Oh, and we’re talking just a single-page letter folded and sealed, not even an envelope.

A two-page letter would cost twice as much. Three pages. . . well, you get the idea.

Writing at Cross Purposes

Add to that the fact that the average Pittsburgher in 1816 seldom used cash. He traded for what he needed. Even fines were levied in barrels of flour. Couldn’t do that at the post office.

So, letter recipients appreciated it when letter writers wrote on both sides of a page, even though the ink bled through the thin paper as the quill scratched over it.

19th Century readers must have been accustomed to that, though, because some muddled the letters even further.

Correspondents such as  Mary Schenley, the Pittsburgh heiress, filled one side of a page with her news, rotated the page 90 degrees, and wrote more across the words already there. Then she turned the page over and did the same thing on the reverse.

See a sample below. At first I feared she suffered from some mental disorder, but it was just a way of getting the most out of a page.
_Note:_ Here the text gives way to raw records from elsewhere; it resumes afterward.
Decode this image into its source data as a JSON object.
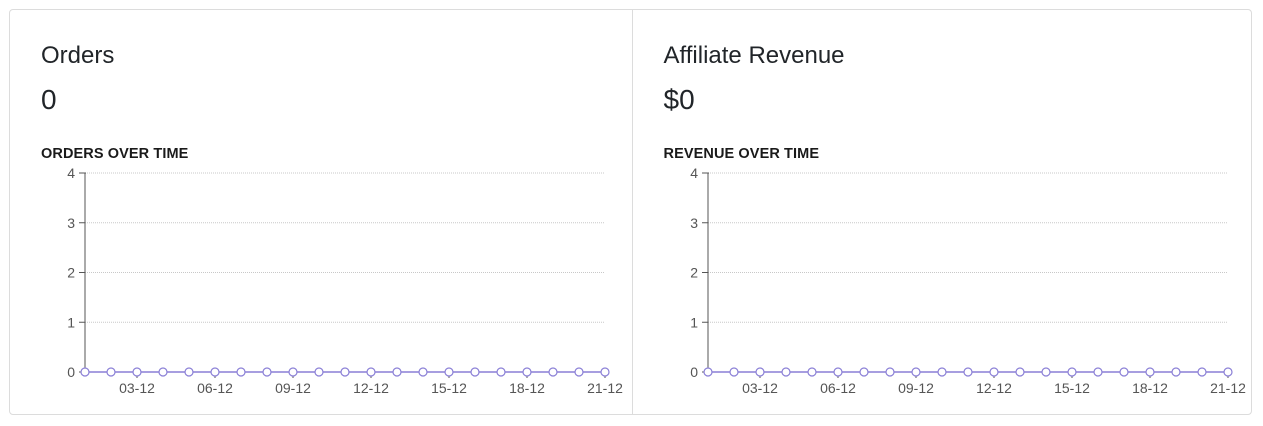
{
  "panels": [
    {
      "title": "Orders",
      "value": "0",
      "chart_title": "ORDERS OVER TIME"
    },
    {
      "title": "Affiliate Revenue",
      "value": "$0",
      "chart_title": "REVENUE OVER TIME"
    }
  ],
  "colors": {
    "line": "#8a7fd6",
    "grid": "#c8c8c8",
    "axis": "#555555",
    "border": "#dcdcdc"
  },
  "chart_data": [
    {
      "type": "line",
      "title": "ORDERS OVER TIME",
      "x": [
        "01-12",
        "02-12",
        "03-12",
        "04-12",
        "05-12",
        "06-12",
        "07-12",
        "08-12",
        "09-12",
        "10-12",
        "11-12",
        "12-12",
        "13-12",
        "14-12",
        "15-12",
        "16-12",
        "17-12",
        "18-12",
        "19-12",
        "20-12",
        "21-12"
      ],
      "xticks": [
        "03-12",
        "06-12",
        "09-12",
        "12-12",
        "15-12",
        "18-12",
        "21-12"
      ],
      "series": [
        {
          "values": [
            0,
            0,
            0,
            0,
            0,
            0,
            0,
            0,
            0,
            0,
            0,
            0,
            0,
            0,
            0,
            0,
            0,
            0,
            0,
            0,
            0
          ]
        }
      ],
      "yticks": [
        0,
        1,
        2,
        3,
        4
      ],
      "ylim": [
        0,
        4
      ],
      "grid": true
    },
    {
      "type": "line",
      "title": "REVENUE OVER TIME",
      "x": [
        "01-12",
        "02-12",
        "03-12",
        "04-12",
        "05-12",
        "06-12",
        "07-12",
        "08-12",
        "09-12",
        "10-12",
        "11-12",
        "12-12",
        "13-12",
        "14-12",
        "15-12",
        "16-12",
        "17-12",
        "18-12",
        "19-12",
        "20-12",
        "21-12"
      ],
      "xticks": [
        "03-12",
        "06-12",
        "09-12",
        "12-12",
        "15-12",
        "18-12",
        "21-12"
      ],
      "series": [
        {
          "values": [
            0,
            0,
            0,
            0,
            0,
            0,
            0,
            0,
            0,
            0,
            0,
            0,
            0,
            0,
            0,
            0,
            0,
            0,
            0,
            0,
            0
          ]
        }
      ],
      "yticks": [
        0,
        1,
        2,
        3,
        4
      ],
      "ylim": [
        0,
        4
      ],
      "grid": true
    }
  ]
}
A page of a letter written by Mary Schenley to her father in 1842. The high cost of mail service caused even an heiress to minimize sheets of paper.

A page of a letter written by Mary Schenley to her father in 1842. The high cost of mail service caused even an heiress to minimize sheets of paper.

There are examples of people adding a third layer diagonally. Historical scholars are still trying to read them.

The practice annoyed Lewis Carol, the author of Alice in Wonderland. He wrote an article on proper letter writing and encouraged people to remember the proverb: “Cross-writing makes cross reading.” He immediately confessed to inventing the proverb.

Why didn’t the postal service require people to pay in advance as they do now?

Lack of confidence in the mail system was part of it.

Payment in advance didn’t seem like a good idea until 25 years later.

It started with postal reforms in England in the 1840s and very quickly postage stamps papered this hemisphere. Postage rates plummeted and letters got longer.

Pittsburgh, the maker of steamboats when it became a city, had something to do with that.

Fast-moving steamboats began traveling the rivers, replacing packet boats, rowboats, and rafts as a means to carry mail.

That is commemorated today in the city’s skyline.  As you sit in PNC Park, look out. The oldest building you see, the one with the pierced side to allow river air to reach its inner sanctums, is the Fulton Building. It is named in honor of Robert Fulton, an inventor whose boats steamed up and down the nation’s rivers.

If you wanted a license to operate such a boat, you had to deliver mail, and do it on schedule.

Beginning in 1815, river captains had to deliver letters and packets to local postmasters within three hours of docking in daylight, or two hours after sunrise the following day.

1940 portrayal of early 19th Century mail service by Greer Garson in "Pride and Prejudice."

1940 portrayal of early 19th Century mail service by Greer Garson in “Pride and Prejudice.”

All the News That’s Fit to Mail

A close cousin to mail service was the newspaper.

There’s a reason reporters were called correspondents. They wrote letters from their distant posts,  the mail service delivered them, and  newspapers printed them. The “news” was a month or two old by then.

In Pittsburgh, the first newspaper printing office was also its first post office.

Everybody wanted to read local news, right?

Not really. They could get that for free from their neighbor, and get it a lot sooner than a newspaper could deliver it.

Pittsburgh was still small enough that gossip on the street, in the tavern or outside the church was where one got local news.

John Boucher notes in his 1908 history of Pittsburgh that historians scanning its early newspapers are hard-pressed to find anything local.

“European news necessarily nearly two months old, long articles on the management of public affairs, controversies carried on from week to week between rival exponents on different theories, essays on morality and amateur poetry, fill up the columns of nearly all the early newspapers of Western Pennsylvania,” he wrote.

Boucher did note an exception: advertising.

“From these one may gather some important information concerning Pittsburg’s early days.”